La fine degli anni Cinquanta rappresenta forse il momento più ottimista ed effervescente della storia italiana recente. La guerra è un ricordo sempre più lontano, una primitiva elettronica fa capolino nelle abitazioni, c’è voglia di crescita sociale ed economica. In campo automobilistico, la Fiat 600 prima, la Nuova 500 poi, rendono accessibile ai più libertà e indipendenza tanto desiderate negli anni precedenti, e l’avvento di un moderato ma diffuso benessere porta con sé il desiderio, per chi se lo può permettere, di distinzione sociale ed economica. Se 500 e Lambretta finalmente muovono il popolo, una classe di vetture superiore identifica lo strato sociale più abbiente, che fino a poco prima era distinto dal semplice possesso di un’automobile. Il modello nazionale che meglio soddisfa questa esigenza è la “Mille- cento”: cilindrata doppia rispetto a quella delle utilitarie più diffuse, quattro portiere, un vero baule, finiture di classe superiore e cromature in abbondanza, che magari non sono utili ma ancora oggi fanno tanto “status”. Grazie a un progetto moderno del poliedrico Dante Giacosa, a partire dal 1953 la Fiat 1100/103 è la macchina del professionista, del funzionario, del medico.
Non è una grossa e lussuosa Lancia o una sportiva Alfa Romeo, che sono appannaggio di proprietari terrieri e capitani d’industria, ma regala quella giusta dose di signorilità sufficiente per distinguersi. Preferita fin da subito nella più costosa e curata versione “B”, la berlina di Torino diverrà, nell’arco di quasi vent’anni, sempre più leziosa, guadagnando cromature, accessori, verniciature bicolore e un discreto palmarès sportivo. In Inghilterra, altra patria dell’automobile europea, le cose vanno in modo un po’ diverso. L’auto che muove le masse, la “loro” 600, è una… mille (a metà anni ‘50: in precedenza aveva montato motori di 918 e 803 cc).
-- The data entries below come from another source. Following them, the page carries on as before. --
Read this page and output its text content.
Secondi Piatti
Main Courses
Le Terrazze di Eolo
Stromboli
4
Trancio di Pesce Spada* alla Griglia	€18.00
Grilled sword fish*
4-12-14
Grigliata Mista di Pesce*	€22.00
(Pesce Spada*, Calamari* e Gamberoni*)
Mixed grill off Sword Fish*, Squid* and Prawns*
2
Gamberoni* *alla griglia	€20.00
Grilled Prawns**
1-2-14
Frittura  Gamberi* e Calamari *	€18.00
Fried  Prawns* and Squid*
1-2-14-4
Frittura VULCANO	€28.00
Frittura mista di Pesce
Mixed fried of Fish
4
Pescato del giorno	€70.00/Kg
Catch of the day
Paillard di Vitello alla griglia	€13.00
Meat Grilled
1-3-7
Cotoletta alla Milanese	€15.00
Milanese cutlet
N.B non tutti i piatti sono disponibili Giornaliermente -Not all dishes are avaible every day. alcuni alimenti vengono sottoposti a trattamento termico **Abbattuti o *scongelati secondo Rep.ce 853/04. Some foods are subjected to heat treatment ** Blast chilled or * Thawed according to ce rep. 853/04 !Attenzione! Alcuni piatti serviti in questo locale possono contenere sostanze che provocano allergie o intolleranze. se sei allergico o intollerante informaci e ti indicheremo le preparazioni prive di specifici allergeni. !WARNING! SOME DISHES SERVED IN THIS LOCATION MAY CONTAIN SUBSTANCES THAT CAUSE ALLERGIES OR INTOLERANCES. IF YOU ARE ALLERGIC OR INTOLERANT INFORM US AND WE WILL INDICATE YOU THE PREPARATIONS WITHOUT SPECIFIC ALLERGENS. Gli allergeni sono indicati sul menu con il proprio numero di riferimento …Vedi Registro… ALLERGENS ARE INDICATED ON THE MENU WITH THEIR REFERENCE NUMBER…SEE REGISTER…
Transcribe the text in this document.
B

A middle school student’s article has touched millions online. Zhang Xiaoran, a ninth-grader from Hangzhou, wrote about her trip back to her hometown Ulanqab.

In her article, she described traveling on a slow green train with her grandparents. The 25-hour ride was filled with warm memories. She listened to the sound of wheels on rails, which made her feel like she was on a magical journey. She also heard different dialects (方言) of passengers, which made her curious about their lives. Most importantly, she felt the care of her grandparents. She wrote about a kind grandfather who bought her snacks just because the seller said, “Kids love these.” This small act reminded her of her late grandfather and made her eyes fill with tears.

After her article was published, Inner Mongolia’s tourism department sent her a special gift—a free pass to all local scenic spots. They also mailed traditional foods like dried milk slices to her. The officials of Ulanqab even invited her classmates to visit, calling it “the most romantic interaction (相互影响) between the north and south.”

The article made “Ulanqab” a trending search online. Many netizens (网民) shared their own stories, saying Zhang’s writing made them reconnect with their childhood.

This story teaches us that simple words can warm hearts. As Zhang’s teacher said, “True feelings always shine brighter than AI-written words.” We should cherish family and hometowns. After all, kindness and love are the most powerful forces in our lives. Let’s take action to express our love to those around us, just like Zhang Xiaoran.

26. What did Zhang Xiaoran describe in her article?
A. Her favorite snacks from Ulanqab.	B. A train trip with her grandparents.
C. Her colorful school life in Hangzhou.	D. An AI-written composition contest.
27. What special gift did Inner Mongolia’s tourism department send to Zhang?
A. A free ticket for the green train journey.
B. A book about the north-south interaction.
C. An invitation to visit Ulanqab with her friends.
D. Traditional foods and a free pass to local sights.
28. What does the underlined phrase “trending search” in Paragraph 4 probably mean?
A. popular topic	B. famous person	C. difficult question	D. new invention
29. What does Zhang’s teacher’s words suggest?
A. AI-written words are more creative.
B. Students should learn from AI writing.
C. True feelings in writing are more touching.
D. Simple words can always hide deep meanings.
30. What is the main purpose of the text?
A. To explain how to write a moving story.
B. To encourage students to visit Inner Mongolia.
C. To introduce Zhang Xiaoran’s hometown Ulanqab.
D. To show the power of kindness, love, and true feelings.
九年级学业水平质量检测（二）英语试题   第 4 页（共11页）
Figlia della vulcanica mente di Sir Alec Issigonis, la Morris Minor è semplice e funzionale, di concezione non modernissima: nasce nel 1948, è spartana ma spaziosa, con uno stile classico che fa il verso a berlinone di ben altra caratura, e declinata in una miriade di versioni: berlina due e quattro porte, cabriolet, familiare e addirittura furgonata. Le vetture del nostro servizio appartengono allo stesso collezionista, il romano Alessandro Cacciotti, già in passato ospite delle pagine della nostra rivista. La Morris Minor di questo servizio è una seconda serie del 1957, distinguibile facilmente dalla precedente per la mascherina a listelli orizzontali, e dalla successiva per gli indicatori di direzione anteriori piccoli e interamente bianchi.
L’aggiornamento principale della seconda serie, al debutto nel 1962, riguarda tuttavia il propulsore, che passa dal glorioso BMC A-Series di 948 cc, montato su una buona metà delle vetture inglesi dell’epoca, al più prestante 1098 cc che la rende, almeno in teoria, una concorrente ancor più diretta della berlina Fiat. Nella realtà, le due vetture raramente si sono trovate faccia a faccia: la Morris all’epoca in Italia era più rara di una mosca bianca, dato che moltissimi esemplari degli oltre 1,6 milioni prodotti furono venduti in Inghilterra e USA (oltre il 75%), dove le Fiat non hanno mai riscosso grande successo. L’esemplare di queste pagine però è un rarissimo caso di Minor “italiana”, perdipiù con una storia notevole: nel 1957 è acquistata nuova, da Alberto Moravia, come regalo alla moglie, la scrittrice Elsa Morante. Il loro matrimonio finisce nel 1962, ma la convivenza tra la Morante e la vettura dura fino alla sua dipartita, a metà anni ‘80, quando la Morris finisce nelle mani di un nuovo proprietario che, senza curarsi della provenienza della vettura, se ne disfa dopo pochi mesi. Sandro Cacciotti, notata la macchina lungo una via consolare, un giorno si ferma a chiedere informazioni. La richiesta è ragionevole, più o meno sette milioni di lire, e la trattativa va in porto; soltanto al momento di estrarre i documenti per il passaggio di proprietà salta fuori l’illustre prima intestataria.